RALEIGH – Video game startup Lightforge Games, armed with $5 million raised in equity financing from 10 investors in December, and equipped with team of game developers, seeks to change how role-playing games (RPGs) are played.

The team, led by CEO Matt Schembari, who is the former director of user interface for Epic Games, is working on what it called in a statement “a new cross-platform social video game where players have the power to create worlds.”

The company was co-founded by gaming industry veterans Schembari, Dan Hertzka, Nathan Fairbanks, Glenn Rane, and Marc Hutcheson, and now includes six additional developers.

“We all love highly social, creative games, and we particularly love games where players drive the narrative,” said Schembari in a statement. “We are looking to combine elements from Minecraft or Roblox with tabletop RPGs to form a new way to play roleplaying games.”

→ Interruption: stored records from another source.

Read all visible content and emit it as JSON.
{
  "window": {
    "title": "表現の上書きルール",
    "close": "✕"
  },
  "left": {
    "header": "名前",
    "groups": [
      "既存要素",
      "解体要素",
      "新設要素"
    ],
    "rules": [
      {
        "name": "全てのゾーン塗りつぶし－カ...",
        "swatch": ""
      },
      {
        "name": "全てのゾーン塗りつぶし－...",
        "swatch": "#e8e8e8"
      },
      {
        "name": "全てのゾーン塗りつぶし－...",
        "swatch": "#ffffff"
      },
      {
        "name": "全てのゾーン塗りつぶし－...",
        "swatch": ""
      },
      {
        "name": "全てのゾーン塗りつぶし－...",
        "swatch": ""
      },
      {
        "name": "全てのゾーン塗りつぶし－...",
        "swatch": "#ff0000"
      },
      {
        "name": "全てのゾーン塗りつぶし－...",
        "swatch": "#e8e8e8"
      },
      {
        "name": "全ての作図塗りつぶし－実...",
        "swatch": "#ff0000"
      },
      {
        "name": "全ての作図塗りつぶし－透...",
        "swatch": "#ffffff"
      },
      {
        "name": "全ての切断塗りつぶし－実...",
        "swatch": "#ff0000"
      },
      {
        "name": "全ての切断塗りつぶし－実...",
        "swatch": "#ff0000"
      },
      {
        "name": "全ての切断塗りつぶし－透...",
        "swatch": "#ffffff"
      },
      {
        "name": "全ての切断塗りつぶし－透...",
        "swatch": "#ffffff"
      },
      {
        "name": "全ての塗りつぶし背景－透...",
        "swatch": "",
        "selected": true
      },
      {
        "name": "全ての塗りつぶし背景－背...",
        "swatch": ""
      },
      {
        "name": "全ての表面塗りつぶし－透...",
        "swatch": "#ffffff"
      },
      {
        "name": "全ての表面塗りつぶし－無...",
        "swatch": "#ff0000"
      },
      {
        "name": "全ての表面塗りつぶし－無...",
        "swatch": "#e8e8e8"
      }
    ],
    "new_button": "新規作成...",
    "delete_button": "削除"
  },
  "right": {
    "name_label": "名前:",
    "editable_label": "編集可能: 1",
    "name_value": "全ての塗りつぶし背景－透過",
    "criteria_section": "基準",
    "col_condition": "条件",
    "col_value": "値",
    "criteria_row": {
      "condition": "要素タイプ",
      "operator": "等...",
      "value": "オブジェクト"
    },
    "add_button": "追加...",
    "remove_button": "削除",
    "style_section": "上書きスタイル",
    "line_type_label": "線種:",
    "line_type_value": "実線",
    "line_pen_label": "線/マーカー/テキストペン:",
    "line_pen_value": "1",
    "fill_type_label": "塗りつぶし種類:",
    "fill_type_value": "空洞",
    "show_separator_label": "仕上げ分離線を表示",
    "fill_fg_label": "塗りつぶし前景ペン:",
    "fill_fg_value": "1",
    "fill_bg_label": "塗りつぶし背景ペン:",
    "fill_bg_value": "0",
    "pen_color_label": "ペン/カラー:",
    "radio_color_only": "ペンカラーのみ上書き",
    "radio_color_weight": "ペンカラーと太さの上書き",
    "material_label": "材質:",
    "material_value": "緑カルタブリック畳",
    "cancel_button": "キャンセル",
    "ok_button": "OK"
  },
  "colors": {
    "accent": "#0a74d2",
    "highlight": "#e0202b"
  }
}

Collectively, the company’s employees have worked on and shipped games such as Fortnite, World of Warcraft, Diablo 3, Star Wars: The Old Republic, Hearthstone, the StarCraft 2 trilogy, Overwatch, and Elder Scrolls Online.

“We want to blur the line between creator and player, bringing people together to weave endless tales they won’t soon forget,” reads the company website.

That’s in line with one of the company values: “Tell Your Story.”

The company believes that storytelling ought to be a group experience, that storytelling this way is a core aspect of what it means to be human and to be living in community with others.

“For thousands of years, humans told stories as a group experience. This oral tradition allowed everyone to simultaneously play the role of creator and listener,” the company published in one of its first blog posts.  “With the advent of modern media, the magic of cooperative creation faded.”

Their first game will seek to change the trajectory of modernization, and put storytelling back in the hands of its users, through immersive and emergent gameplay that involves improvisational stories and experiences.

$5M in bank, video game startup led by Epic Games vets ramps up in Raleigh

The company’s first fundraising round included investments from Galaxy Interactive, NetEase Games, Dreamhaven, Maveron, 1UP Ventures, and angel investors, it noted in a statement.

“Lightforge is creating a game in a new space that has a ton of potential,” said Dreamhaven CEO Mike Morhaime.

The fully-remote company is already scaling for its growth, and is hiring a lead animator, a lead 3d character artist, and a community manager, as well as accepting open applications for other roles.